In your example, an agent that inferred the boundaries of our restriction could generate a family of restrictions R_i that derive from slightly modifying its postulates. For example, if it knows you check in usually at midnight, it should consider the counterfactual scenario of you usually checking in at 11:59, 11:58, etc. and come up with the union of (R_i = play quietly only around time i), i.e., play quietly the whole time, since this achieves maximum generalization.

Unfortunately, things are complicated by the fact you said "I'll be checking up on you!" instead of "I'll be checking up on you at midnight!" The agent needs to go one step farther than the machine teaching problem and first know how many counterfactual training points it should generate to infer your intention (the R_i's above), and then infer it.
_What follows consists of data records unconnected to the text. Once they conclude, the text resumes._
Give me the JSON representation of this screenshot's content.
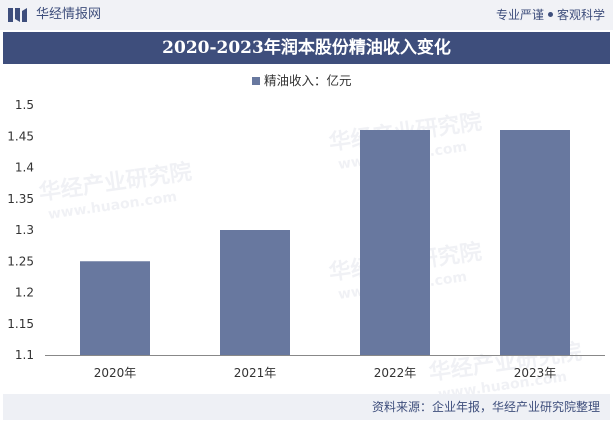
{
  "header": {
    "brand_name": "华经情报网",
    "brand_tag_left": "专业严谨",
    "brand_tag_right": "客观科学",
    "accent_color": "#3e4e7c",
    "logo_icon": "brand-logo-icon"
  },
  "watermark": {
    "text": "华经产业研究院",
    "url": "www.huaon.com"
  },
  "chart_data": {
    "type": "bar",
    "title": "2020-2023年润本股份精油收入变化",
    "categories": [
      "2020年",
      "2021年",
      "2022年",
      "2023年"
    ],
    "series": [
      {
        "name": "精油收入：亿元",
        "values": [
          1.25,
          1.3,
          1.46,
          1.46
        ],
        "color": "#68789f"
      }
    ],
    "ylim": [
      1.1,
      1.5
    ],
    "yticks": [
      "1.1",
      "1.15",
      "1.2",
      "1.25",
      "1.3",
      "1.35",
      "1.4",
      "1.45",
      "1.5"
    ],
    "xlabel": "",
    "ylabel": "",
    "grid": false,
    "legend_position": "top-center"
  },
  "footer": {
    "source": "资料来源：企业年报，华经产业研究院整理"
  }
}
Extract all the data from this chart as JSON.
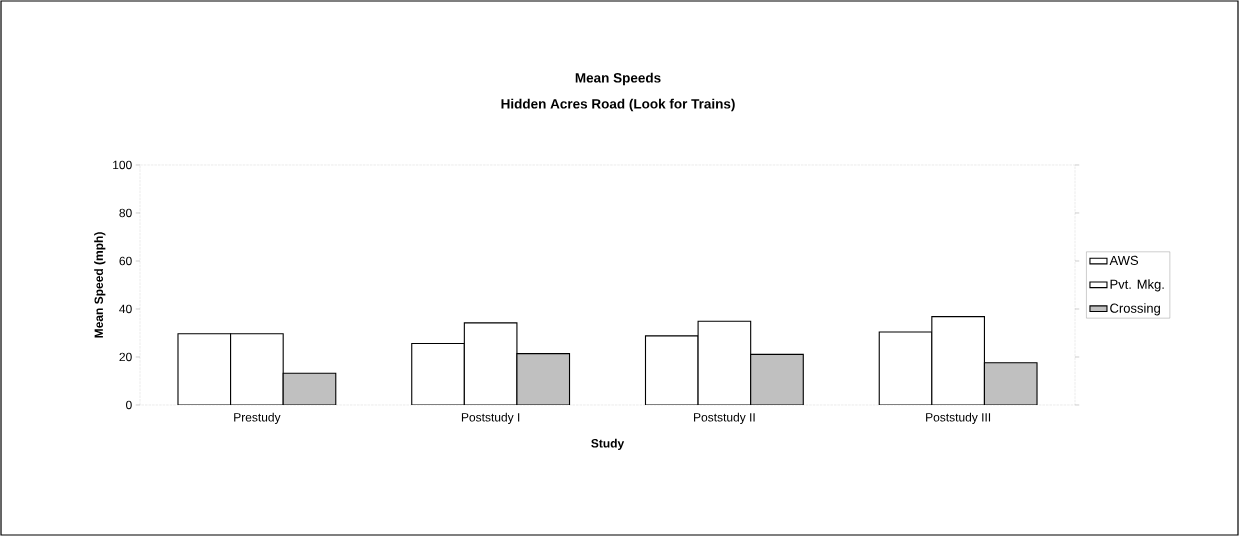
{
  "chart_data": {
    "type": "bar",
    "title": "Mean Speeds",
    "subtitle": "Hidden Acres Road (Look for Trains)",
    "xlabel": "Study",
    "ylabel": "Mean Speed (mph)",
    "categories": [
      "Prestudy",
      "Poststudy I",
      "Poststudy II",
      "Poststudy III"
    ],
    "series": [
      {
        "name": "AWS",
        "color": "#ffffff",
        "values": [
          29.7,
          25.6,
          28.8,
          30.4
        ]
      },
      {
        "name": "Pvt. Mkg.",
        "color": "#ffffff",
        "values": [
          29.7,
          34.2,
          34.9,
          36.8
        ]
      },
      {
        "name": "Crossing",
        "color": "#c0c0c0",
        "values": [
          13.2,
          21.4,
          21.1,
          17.6
        ]
      }
    ],
    "ylim": [
      0,
      100
    ],
    "yticks": [
      0,
      20,
      40,
      60,
      80,
      100
    ],
    "grid": false,
    "legend": "right"
  }
}
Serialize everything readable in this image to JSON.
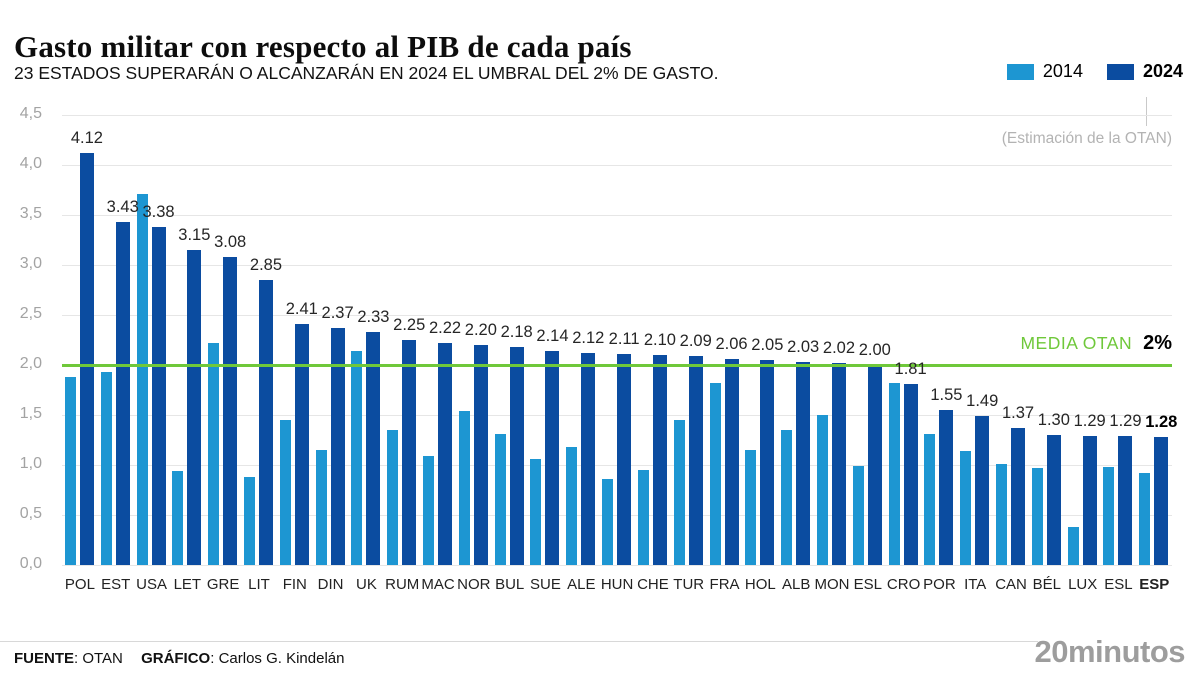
{
  "header": {
    "title": "Gasto militar con respecto al PIB de cada país",
    "subtitle": "23 ESTADOS SUPERARÁN O ALCANZARÁN EN 2024 EL UMBRAL DEL 2% DE GASTO."
  },
  "legend": {
    "items": [
      {
        "label": "2014",
        "color": "#1d96d2"
      },
      {
        "label": "2024",
        "color": "#0b4ca0"
      }
    ]
  },
  "annotations": {
    "estimation_note": "(Estimación de la OTAN)"
  },
  "chart_data": {
    "type": "bar",
    "title": "Gasto militar con respecto al PIB de cada país",
    "subtitle": "23 ESTADOS SUPERARÁN O ALCANZARÁN EN 2024 EL UMBRAL DEL 2% DE GASTO.",
    "categories": [
      "POL",
      "EST",
      "USA",
      "LET",
      "GRE",
      "LIT",
      "FIN",
      "DIN",
      "UK",
      "RUM",
      "MAC",
      "NOR",
      "BUL",
      "SUE",
      "ALE",
      "HUN",
      "CHE",
      "TUR",
      "FRA",
      "HOL",
      "ALB",
      "MON",
      "ESL",
      "CRO",
      "POR",
      "ITA",
      "CAN",
      "BÉL",
      "LUX",
      "ESL",
      "ESP"
    ],
    "series": [
      {
        "name": "2014",
        "color": "#1d96d2",
        "values": [
          1.88,
          1.93,
          3.71,
          0.94,
          2.22,
          0.88,
          1.45,
          1.15,
          2.14,
          1.35,
          1.09,
          1.54,
          1.31,
          1.06,
          1.18,
          0.86,
          0.95,
          1.45,
          1.82,
          1.15,
          1.35,
          1.5,
          0.99,
          1.82,
          1.31,
          1.14,
          1.01,
          0.97,
          0.38,
          0.98,
          0.92
        ]
      },
      {
        "name": "2024",
        "color": "#0b4ca0",
        "values": [
          4.12,
          3.43,
          3.38,
          3.15,
          3.08,
          2.85,
          2.41,
          2.37,
          2.33,
          2.25,
          2.22,
          2.2,
          2.18,
          2.14,
          2.12,
          2.11,
          2.1,
          2.09,
          2.06,
          2.05,
          2.03,
          2.02,
          2.0,
          1.81,
          1.55,
          1.49,
          1.37,
          1.3,
          1.29,
          1.29,
          1.28
        ]
      }
    ],
    "value_labels_series": "2024",
    "ylim": [
      0,
      4.5
    ],
    "ytick_step": 0.5,
    "yticks": [
      "0,0",
      "0,5",
      "1,0",
      "1,5",
      "2,0",
      "2,5",
      "3,0",
      "3,5",
      "4,0",
      "4,5"
    ],
    "grid": true,
    "legend_position": "top-right",
    "bold_category": "ESP",
    "reference_line": {
      "value": 2.0,
      "color": "#6fc83a",
      "label": "MEDIA OTAN",
      "value_label": "2%"
    }
  },
  "footer": {
    "source_label": "FUENTE",
    "source_value": ": OTAN",
    "credit_label": "GRÁFICO",
    "credit_value": ": Carlos G. Kindelán",
    "logo": "20minutos"
  }
}
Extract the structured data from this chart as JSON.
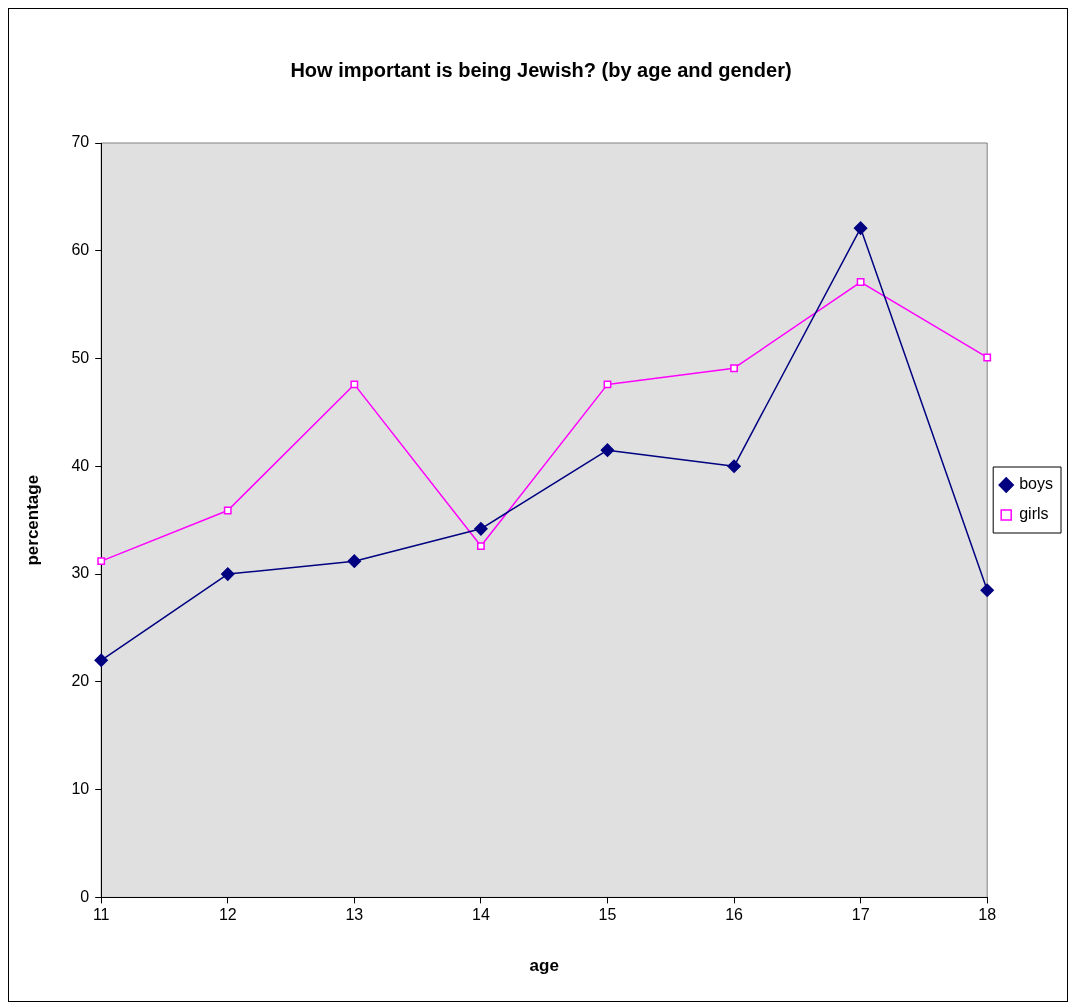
{
  "chart_data": {
    "type": "line",
    "title": "How important is being Jewish? (by age and gender)",
    "xlabel": "age",
    "ylabel": "percentage",
    "categories": [
      "11",
      "12",
      "13",
      "14",
      "15",
      "16",
      "17",
      "18"
    ],
    "series": [
      {
        "name": "boys",
        "color": "#000080",
        "marker": "diamond",
        "values": [
          22.0,
          30.0,
          31.2,
          34.2,
          41.5,
          40.0,
          62.1,
          28.5
        ]
      },
      {
        "name": "girls",
        "color": "#ff00ff",
        "marker": "square",
        "values": [
          31.2,
          35.9,
          47.6,
          32.6,
          47.6,
          49.1,
          57.1,
          50.1
        ]
      }
    ],
    "ylim": [
      0,
      70
    ],
    "yticks": [
      0,
      10,
      20,
      30,
      40,
      50,
      60,
      70
    ],
    "grid": false,
    "legend": "right",
    "line_style": "solid"
  }
}
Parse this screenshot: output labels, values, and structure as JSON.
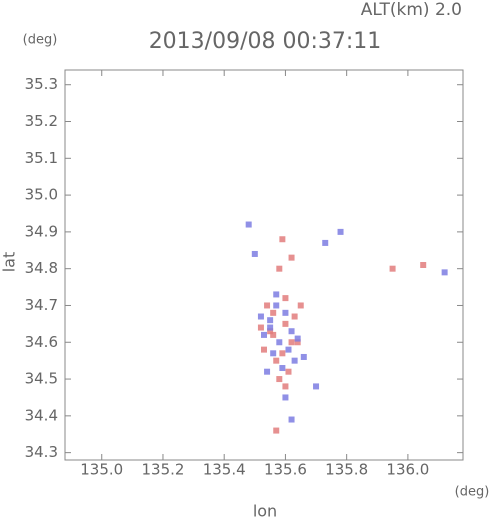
{
  "chart_data": {
    "type": "scatter",
    "title": "2013/09/08 00:37:11",
    "annotation": "ALT(km) 2.0",
    "y_unit": "(deg)",
    "x_unit": "(deg)",
    "xlabel": "lon",
    "ylabel": "lat",
    "xlim": [
      134.88,
      136.18
    ],
    "ylim": [
      34.28,
      35.34
    ],
    "xticks": [
      {
        "value": 135.0,
        "label": "135.0"
      },
      135.2,
      135.4,
      135.6,
      135.8,
      {
        "value": 136.0,
        "label": "136.0"
      }
    ],
    "yticks": [
      {
        "value": 34.3,
        "label": "34.3"
      },
      34.4,
      34.5,
      34.6,
      34.7,
      34.8,
      34.9,
      {
        "value": 35.0,
        "label": "35.0"
      },
      35.1,
      35.2,
      35.3
    ],
    "series": [
      {
        "color": "#e27c7c",
        "x": [
          135.59,
          135.58,
          135.56,
          135.55,
          135.6,
          135.62,
          135.53,
          135.57,
          135.61,
          135.58,
          135.54,
          135.6,
          135.63,
          135.56,
          135.59,
          135.52,
          135.65,
          135.6,
          136.05,
          135.95,
          135.57,
          135.62,
          135.64
        ],
        "y": [
          34.88,
          34.8,
          34.68,
          34.63,
          34.65,
          34.6,
          34.58,
          34.55,
          34.52,
          34.5,
          34.7,
          34.72,
          34.67,
          34.62,
          34.57,
          34.64,
          34.7,
          34.48,
          34.81,
          34.8,
          34.36,
          34.83,
          34.6
        ]
      },
      {
        "color": "#7c7ce2",
        "x": [
          135.57,
          135.55,
          135.6,
          135.62,
          135.53,
          135.58,
          135.56,
          135.61,
          135.63,
          135.59,
          135.54,
          135.52,
          135.7,
          135.73,
          135.78,
          136.12,
          135.62,
          135.48,
          135.5,
          135.64,
          135.57,
          135.6,
          135.55,
          135.66
        ],
        "y": [
          34.7,
          34.66,
          34.68,
          34.63,
          34.62,
          34.6,
          34.57,
          34.58,
          34.55,
          34.53,
          34.52,
          34.67,
          34.48,
          34.87,
          34.9,
          34.79,
          34.39,
          34.92,
          34.84,
          34.61,
          34.73,
          34.45,
          34.64,
          34.56
        ]
      }
    ]
  }
}
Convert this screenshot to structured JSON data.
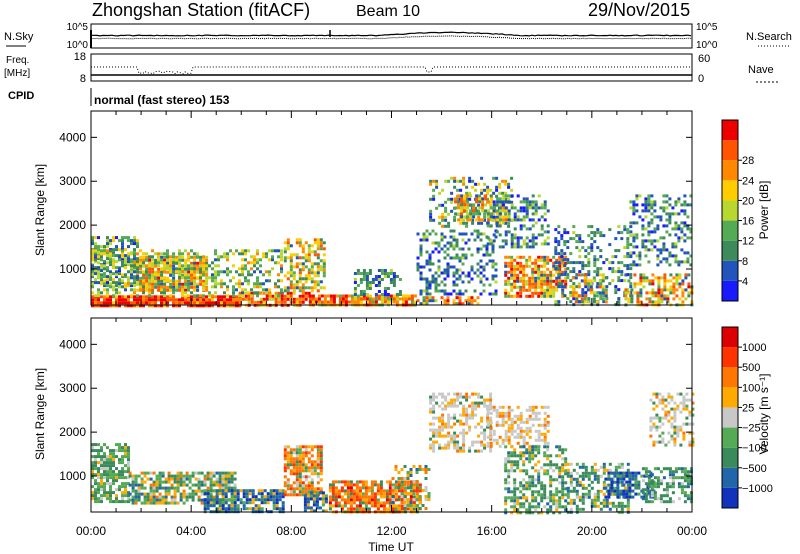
{
  "title": {
    "station": "Zhongshan Station (fitACF)",
    "beam": "Beam 10",
    "date": "29/Nov/2015"
  },
  "status_panels": {
    "nsky_label": "N.Sky",
    "nsearch_label": "N.Search",
    "count_ticks": [
      "10^5",
      "10^0"
    ],
    "freq_label_line1": "Freq.",
    "freq_label_line2": "[MHz]",
    "freq_ticks": [
      "18",
      "8"
    ],
    "nave_label": "Nave",
    "nave_ticks": [
      "60",
      "0"
    ],
    "cpid_label": "CPID",
    "cpid_text": "normal (fast stereo) 153"
  },
  "chart_data": [
    {
      "type": "heatmap",
      "name": "power",
      "ylabel": "Slant Range [km]",
      "ylim": [
        180,
        4600
      ],
      "yticks": [
        1000,
        2000,
        3000,
        4000
      ],
      "xlabel": "Time UT",
      "xticks": [
        "00:00",
        "04:00",
        "08:00",
        "12:00",
        "16:00",
        "20:00",
        "00:00"
      ],
      "colorbar": {
        "label": "Power [dB]",
        "colors": [
          "#1a1aff",
          "#2255bb",
          "#3d8a5a",
          "#55aa55",
          "#b8d830",
          "#ffcc00",
          "#ff8800",
          "#ff5500",
          "#ee0000"
        ],
        "ticks": [
          "4",
          "8",
          "12",
          "16",
          "20",
          "24",
          "28"
        ]
      }
    },
    {
      "type": "heatmap",
      "name": "velocity",
      "ylabel": "Slant Range [km]",
      "ylim": [
        180,
        4600
      ],
      "yticks": [
        1000,
        2000,
        3000,
        4000
      ],
      "xlabel": "Time UT",
      "xticks": [
        "00:00",
        "04:00",
        "08:00",
        "12:00",
        "16:00",
        "20:00",
        "00:00"
      ],
      "colorbar": {
        "label": "Velocity [m s⁻¹]",
        "colors": [
          "#1133bb",
          "#2266aa",
          "#3a8a5c",
          "#55aa55",
          "#c8c8c8",
          "#ffaa00",
          "#ff7700",
          "#ff3300",
          "#dd0000"
        ],
        "ticks": [
          "1000",
          "500",
          "100",
          "25",
          "−25",
          "−100",
          "−500",
          "−1000"
        ]
      }
    }
  ]
}
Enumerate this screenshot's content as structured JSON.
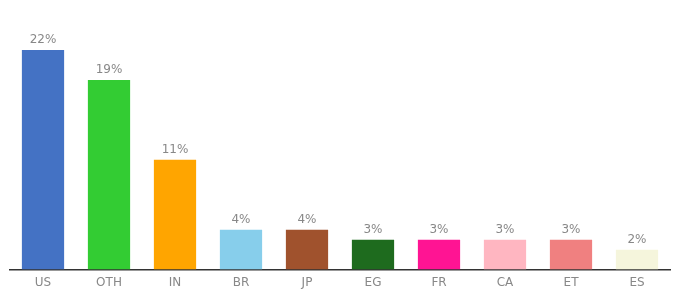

A high-level conjecture is whether human CEV, if it can be modeled as a region within some natural high-dimensional real-valued space (e.g., R^n for high n where each dimension is a utility function?), admits minimal or near minimal curvature as a Riemannian manifold assuming we could populate the space with the maximum available set of training data as mined from all human literature.

A positive answer to the above question would be philosophically satisfying as it would imply a potential AI would not have to set up corner cases and thus have the appearance of overfitting to the restrictions.

EDIT: Framed in this way, could we use cross-validation on the above mentioned training set to test our CEV region?

Comment author: V_V 06 March 2015 04:17:09PM *  2 points [-]

AIs deviate from their intended programming, in ways that are dangerous for humans. And it's not thousands of years away, it's away just as much as a self-driving car crashing into a group of people to avoid a dog crossing the street.

But that's a very different kind of issue than AI taking over the world and killing or enslaving all humans.

EDIT:

To expand: all technologies introduce safety issues.
Once we got fire some people got burnt. This doesn't imply that UFFire (Unfriendly Fire) is the most pressing existential risk for humanity and we must devote huge amount of resources to prevent it and never use fire until we have proved that it will not turn "unfriendly".

Comment author: robertzk 07 March 2015 06:12:05AM *  0 points [-]

However, UFFire does not uncontrollably exponentially reproduce or improve its functioning. Certainly a conflagration on a planet covered entirely by dry forest would be an unmitigatable problem rather quickly.

In fact, in such a scenario, we should dedicate a huge amount of resources to prevent it and never use fire until we have proved it will not turn "unfriendly".